“Whoever dwells in the shelter of the Most High will rest in the shadow of the Almighty.” Psalm 91:1
Every morning I rose–not so bushy-tailed– before the sun to teach a group fitness class. We left the east facing door open for the soothing radiant colors.
Plowing through our ‘We can do this!’ mentality with demanding exercises, great workout music pointing to the Lord, and brilliant colors of sunrise to ease the pain. . . who wouldn’t love that right?
Overall, the group I taught was wonderfully responsive to my efforts towards motivation, with the exception of one person.
There was one lady who came in daily seemingly in her own world. With her head down and no eye contact, she clearly wanted to be left alone. I vacillated at times between small welcoming nudges and allowing her space.
But truthfully . . . sometimes my thoughts weren’t pleasant. Wondering what her problem was and why she would attend with that kind of behavior. In hind sight, I’m embarrassed to have ever entertained such calloused thinking.
A few months into the class a group of us were talking afterwards and as the ladies began going their separate directions, she approached me. I remember being stunned by her mere approach. She had always departed immediately after class.
But this time. . . was different. She began to share.
From her heart.
She said that she had been attending in an aloof manner because she felt she was barely existing in her life.

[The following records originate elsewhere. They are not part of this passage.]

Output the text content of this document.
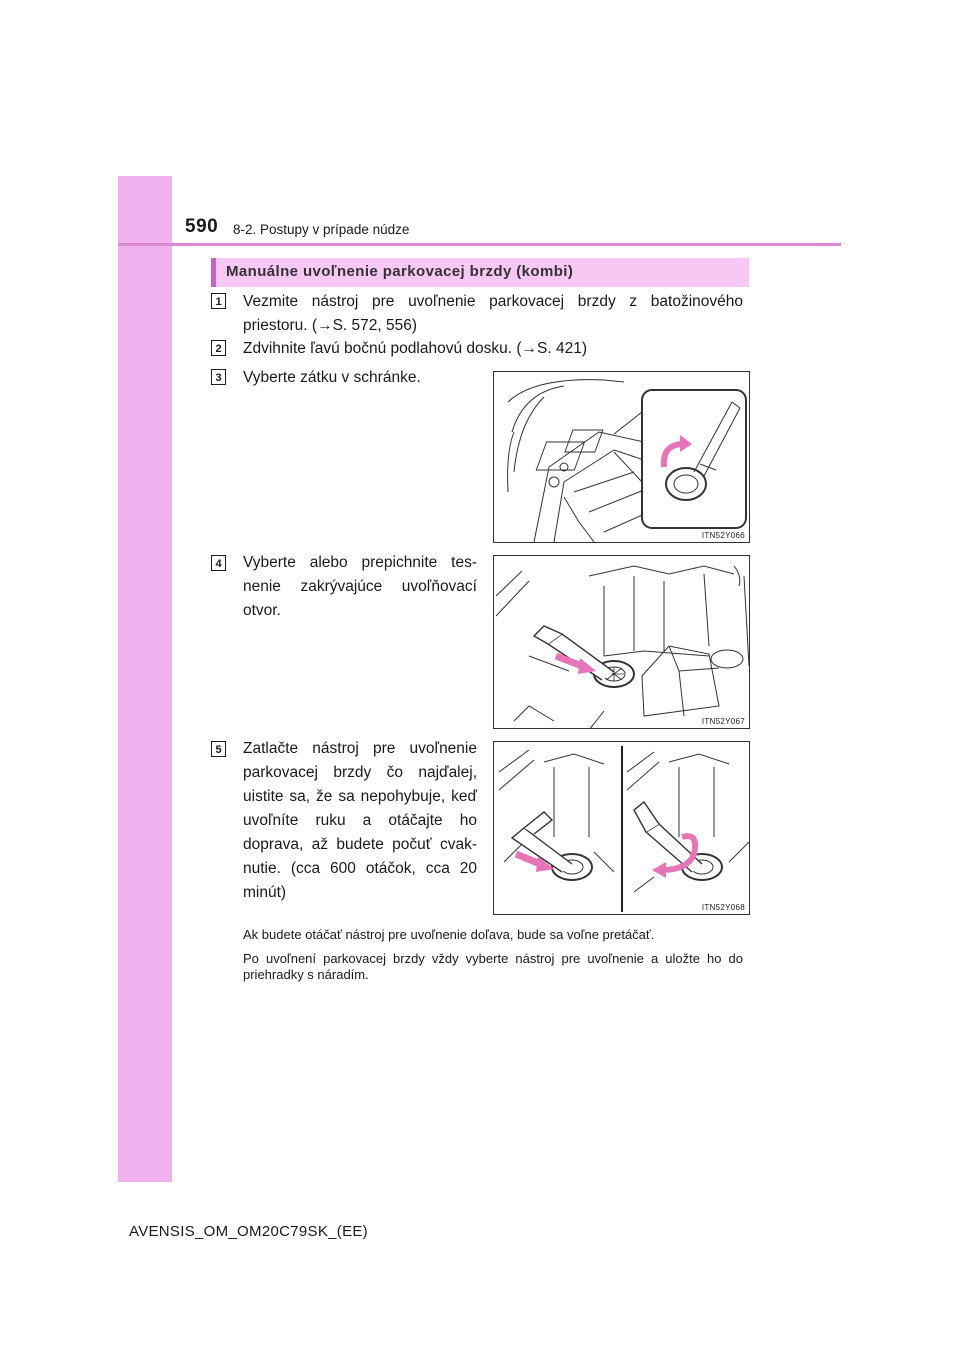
590 8-2. Postupy v prípade núdze
Manuálne uvoľnenie parkovacej brzdy (kombi)
1 Vezmite nástroj pre uvoľnenie parkovacej brzdy z batožinového priestoru. (→S. 572, 556)
2 Zdvihnite ľavú bočnú podlahovú dosku. (→S. 421)
3 Vyberte zátku v schránke.
4 Vyberte alebo prepichnite tes-nenie zakrývajúce uvoľňovací otvor.
5 Zatlačte nástroj pre uvoľnenie parkovacej brzdy čo najďalej, uistite sa, že sa nepohybuje, keď uvoľníte ruku a otáčajte ho doprava, až budete počuť cvak-nutie. (cca 600 otáčok, cca 20 minút)
ITN52Y066
ITN52Y067
ITN52Y068
Ak budete otáčať nástroj pre uvoľnenie doľava, bude sa voľne pretáčať.
Po uvoľnení parkovacej brzdy vždy vyberte nástroj pre uvoľnenie a uložte ho do priehradky s náradím.
AVENSIS_OM_OM20C79SK_(EE)
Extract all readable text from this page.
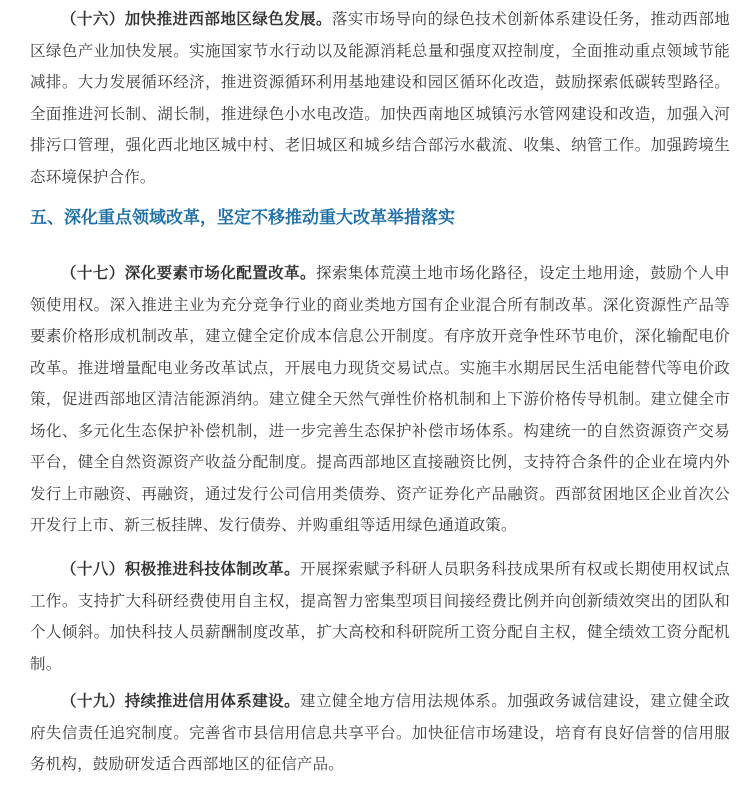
（十六）加快推进西部地区绿色发展。落实市场导向的绿色技术创新体系建设任务，推动西部地区绿色产业加快发展。实施国家节水行动以及能源消耗总量和强度双控制度，全面推动重点领域节能减排。大力发展循环经济，推进资源循环利用基地建设和园区循环化改造，鼓励探索低碳转型路径。全面推进河长制、湖长制，推进绿色小水电改造。加快西南地区城镇污水管网建设和改造，加强入河排污口管理，强化西北地区城中村、老旧城区和城乡结合部污水截流、收集、纳管工作。加强跨境生态环境保护合作。

五、深化重点领域改革，坚定不移推动重大改革举措落实

（十七）深化要素市场化配置改革。探索集体荒漠土地市场化路径，设定土地用途，鼓励个人申领使用权。深入推进主业为充分竞争行业的商业类地方国有企业混合所有制改革。深化资源性产品等要素价格形成机制改革，建立健全定价成本信息公开制度。有序放开竞争性环节电价，深化输配电价改革。推进增量配电业务改革试点，开展电力现货交易试点。实施丰水期居民生活电能替代等电价政策，促进西部地区清洁能源消纳。建立健全天然气弹性价格机制和上下游价格传导机制。建立健全市场化、多元化生态保护补偿机制，进一步完善生态保护补偿市场体系。构建统一的自然资源资产交易平台，健全自然资源资产收益分配制度。提高西部地区直接融资比例，支持符合条件的企业在境内外发行上市融资、再融资，通过发行公司信用类债券、资产证券化产品融资。西部贫困地区企业首次公开发行上市、新三板挂牌、发行债券、并购重组等适用绿色通道政策。

（十八）积极推进科技体制改革。开展探索赋予科研人员职务科技成果所有权或长期使用权试点工作。支持扩大科研经费使用自主权，提高智力密集型项目间接经费比例并向创新绩效突出的团队和个人倾斜。加快科技人员薪酬制度改革，扩大高校和科研院所工资分配自主权，健全绩效工资分配机制。

（十九）持续推进信用体系建设。建立健全地方信用法规体系。加强政务诚信建设，建立健全政府失信责任追究制度。完善省市县信用信息共享平台。加快征信市场建设，培育有良好信誉的信用服务机构，鼓励研发适合西部地区的征信产品。
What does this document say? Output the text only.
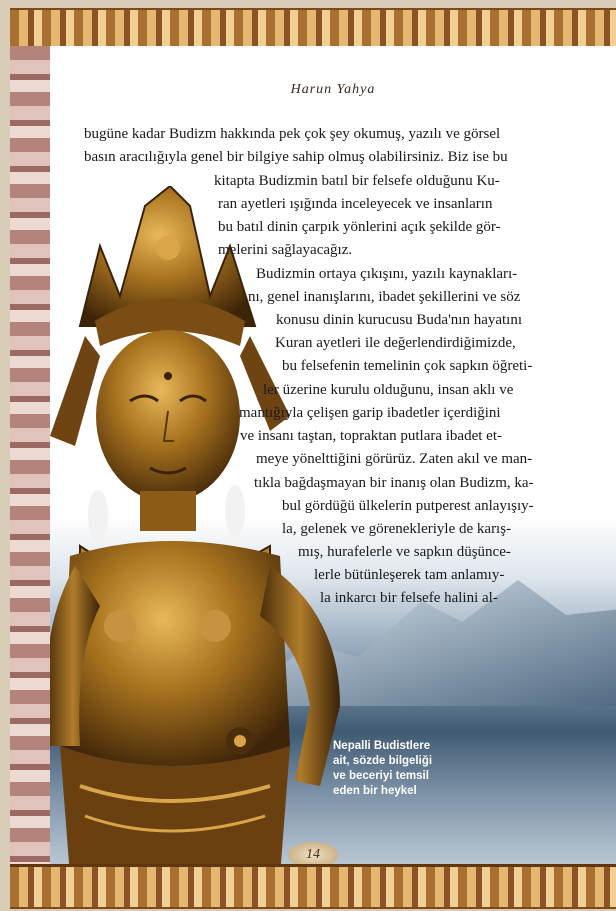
Harun Yahya
bugüne kadar Budizm hakkında pek çok şey okumuş, yazılı ve görsel
basın aracılığıyla genel bir bilgiye sahip olmuş olabilirsiniz. Biz ise bu
kitapta Budizmin batıl bir felsefe olduğunu Ku-
ran ayetleri ışığında inceleyecek ve insanların
bu batıl dinin çarpık yönlerini açık şekilde gör-
melerini sağlayacağız.
Budizmin ortaya çıkışını, yazılı kaynakları-
nı, genel inanışlarını, ibadet şekillerini ve söz
konusu dinin kurucusu Buda'nın hayatını
Kuran ayetleri ile değerlendirdiğimizde,
bu felsefenin temelinin çok sapkın öğreti-
ler üzerine kurulu olduğunu, insan aklı ve
mantığıyla çelişen garip ibadetler içerdiğini
ve insanı taştan, topraktan putlara ibadet et-
meye yönelttiğini görürüz. Zaten akıl ve man-
tıkla bağdaşmayan bir inanış olan Budizm, ka-
bul gördüğü ülkelerin putperest anlayışıy-
la, gelenek ve görenekleriyle de karış-
mış, hurafelerle ve sapkın düşünce-
lerle bütünleşerek tam anlamıy-
la inkarcı bir felsefe halini al-
Nepalli Budistlere
ait, sözde bilgeliği
ve beceriyi temsil
eden bir heykel
14
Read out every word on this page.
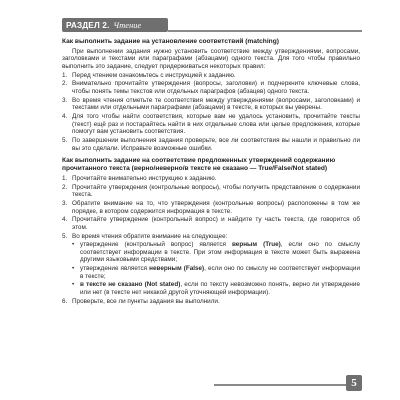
РАЗДЕЛ 2. Чтение
Как выполнить задание на установление соответствий (matching)
При выполнении задания нужно установить соответствие между утверждениями, вопросами, заголовками и текстами или параграфами (абзацами) одного текста. Для того чтобы правильно выполнить это задание, следует придерживаться некоторых правил:
1. Перед чтением ознакомьтесь с инструкцией к заданию.
2. Внимательно прочитайте утверждения (вопросы, заголовки) и подчеркните ключевые слова, чтобы понять темы текстов или отдельных параграфов (абзацев) одного текста.
3. Во время чтения отметьте те соответствия между утверждениями (вопросами, заголовками) и текстами или отдельными параграфами (абзацами) в тексте, в которых вы уверены.
4. Для того чтобы найти соответствия, которые вам не удалось установить, прочитайте тексты (текст) ещё раз и постарайтесь найти в них отдельные слова или целые предложения, которые помогут вам установить соответствия.
5. По завершении выполнения задания проверьте, все ли соответствия вы нашли и правильно ли вы это сделали. Исправьте возможные ошибки.
Как выполнить задание на соответствие предложенных утверждений содержанию прочитанного текста (верно/неверно/в тексте не сказано — True/False/Not stated)
1. Прочитайте внимательно инструкцию к заданию.
2. Прочитайте утверждения (контрольные вопросы), чтобы получить представление о содержании текста.
3. Обратите внимание на то, что утверждения (контрольные вопросы) расположены в том же порядке, в котором содержится информация в тексте.
4. Прочитайте утверждение (контрольный вопрос) и найдите ту часть текста, где говорится об этом.
5. Во время чтения обратите внимание на следующее:
• утверждение (контрольный вопрос) является верным (True), если оно по смыслу соответствует информации в тексте. При этом информация в тексте может быть выражена другими языковыми средствами;
• утверждение является неверным (False), если оно по смыслу не соответствует информации в тексте;
• в тексте не сказано (Not stated), если по тексту невозможно понять, верно ли утверждение или нет (в тексте нет никакой другой уточняющей информации).
6. Проверьте, все ли пункты задания вы выполнили.
5
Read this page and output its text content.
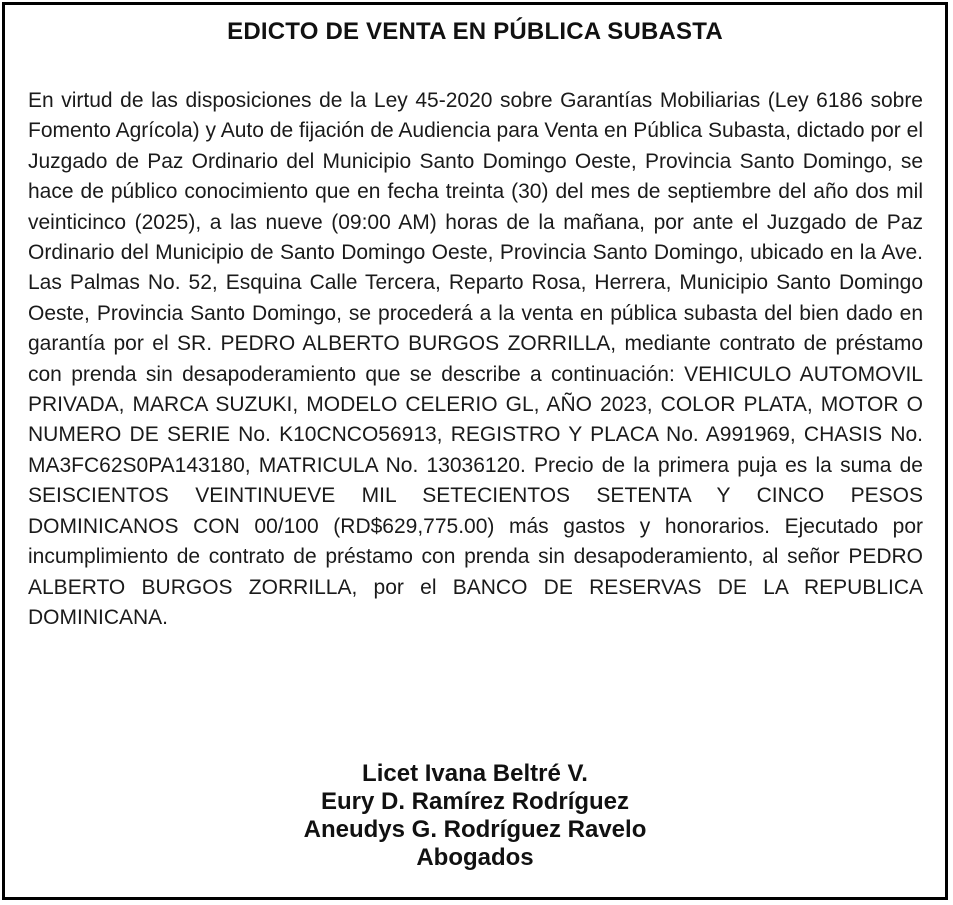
EDICTO DE VENTA EN PÚBLICA SUBASTA

En virtud de las disposiciones de la Ley 45-2020 sobre Garantías Mobiliarias (Ley 6186 sobre Fomento Agrícola) y Auto de fijación de Audiencia para Venta en Pública Subasta, dictado por el Juzgado de Paz Ordinario del Municipio Santo Domingo Oeste, Provincia Santo Domingo, se hace de público conocimiento que en fecha treinta (30) del mes de septiembre del año dos mil veinticinco (2025), a las nueve (09:00 AM) horas de la mañana, por ante el Juzgado de Paz Ordinario del Municipio de Santo Domingo Oeste, Provincia Santo Domingo, ubicado en la Ave. Las Palmas No. 52, Esquina Calle Tercera, Reparto Rosa, Herrera, Municipio Santo Domingo Oeste, Provincia Santo Domingo, se procederá a la venta en pública subasta del bien dado en garantía por el SR. PEDRO ALBERTO BURGOS ZORRILLA, mediante contrato de préstamo con prenda sin desapoderamiento que se describe a continuación: VEHICULO AUTOMOVIL PRIVADA, MARCA SUZUKI, MODELO CELERIO GL, AÑO 2023, COLOR PLATA, MOTOR O NUMERO DE SERIE No. K10CNCO56913, REGISTRO Y PLACA No. A991969, CHASIS No. MA3FC62S0PA143180, MATRICULA No. 13036120. Precio de la primera puja es la suma de SEISCIENTOS VEINTINUEVE MIL SETECIENTOS SETENTA Y CINCO PESOS DOMINICANOS CON 00/100 (RD$629,775.00) más gastos y honorarios. Ejecutado por incumplimiento de contrato de préstamo con prenda sin desapoderamiento, al señor PEDRO ALBERTO BURGOS ZORRILLA, por el BANCO DE RESERVAS DE LA REPUBLICA DOMINICANA.

Licet Ivana Beltré V.
Eury D. Ramírez Rodríguez
Aneudys G. Rodríguez Ravelo
Abogados
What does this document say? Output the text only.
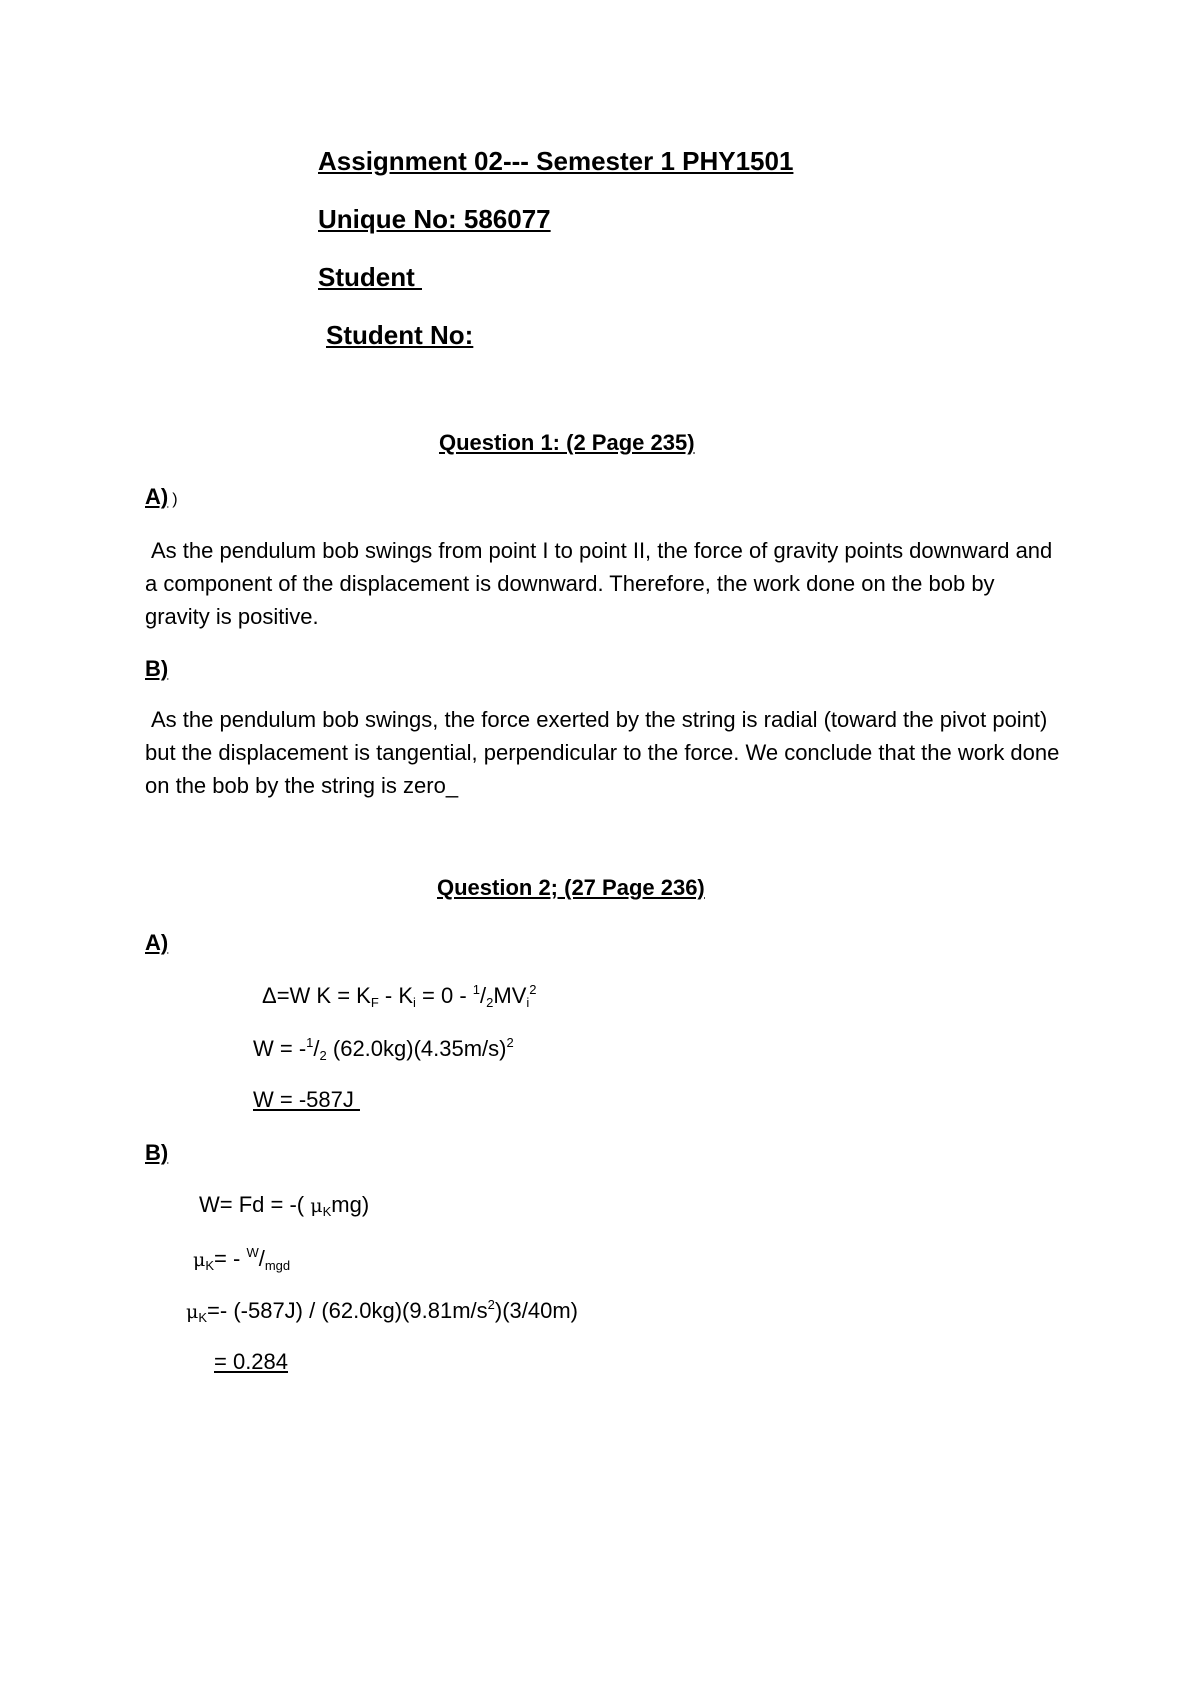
Assignment 02--- Semester 1 PHY1501
Unique No: 586077
Student
Student No:
Question 1: (2 Page 235)
A) )
As the pendulum bob swings from point I to point II, the force of gravity points downward and a component of the displacement is downward. Therefore, the work done on the bob by gravity is positive.
B)
As the pendulum bob swings, the force exerted by the string is radial (toward the pivot point) but the displacement is tangential, perpendicular to the force. We conclude that the work done on the bob by the string is zero_
Question 2; (27 Page 236)
A)
Δ=W $K = K_F - K_i = 0 - ^1/_2MV_i^2$
$W = -^1/_2$ $(62.0kg)(4.35m/s)^2$
W = -587J
B)
W= Fd = -( $\mu_Kmg$)
$\mu_K= - ^W/_{mgd}$
$\mu_K=-$ $(-587J) / (62.0kg)(9.81m/s^2)(3/40m)$
= 0.284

That it was a miracle that she could ‘get herself’ to attend at all.
She shared about one morning when she woke with the awe-striking sensation that she’d married the wrong person.
It paralyzed her.
She said she was doing better, taking one day at a time. And the class was helping.
I was humbled that I had thought poorly of her.
I ached for her and received a sizeable lesson about impressions and the possible aches, wounds, and web of story behind the behavior.
Sometimes, the healing comes more slowly than others.
But . . . it does come, as we dwell in His shelter.
When the ache is heavy and the plea is strong. Be in Him.
Everyone has a story. Praying for sensitivity in my thought life and my interactions.
Have you been in a position where someone allowed you the freedom to hurt? Or have you been the person showing sensitivity to the pain of another? How did you recognize the Lord’s lead?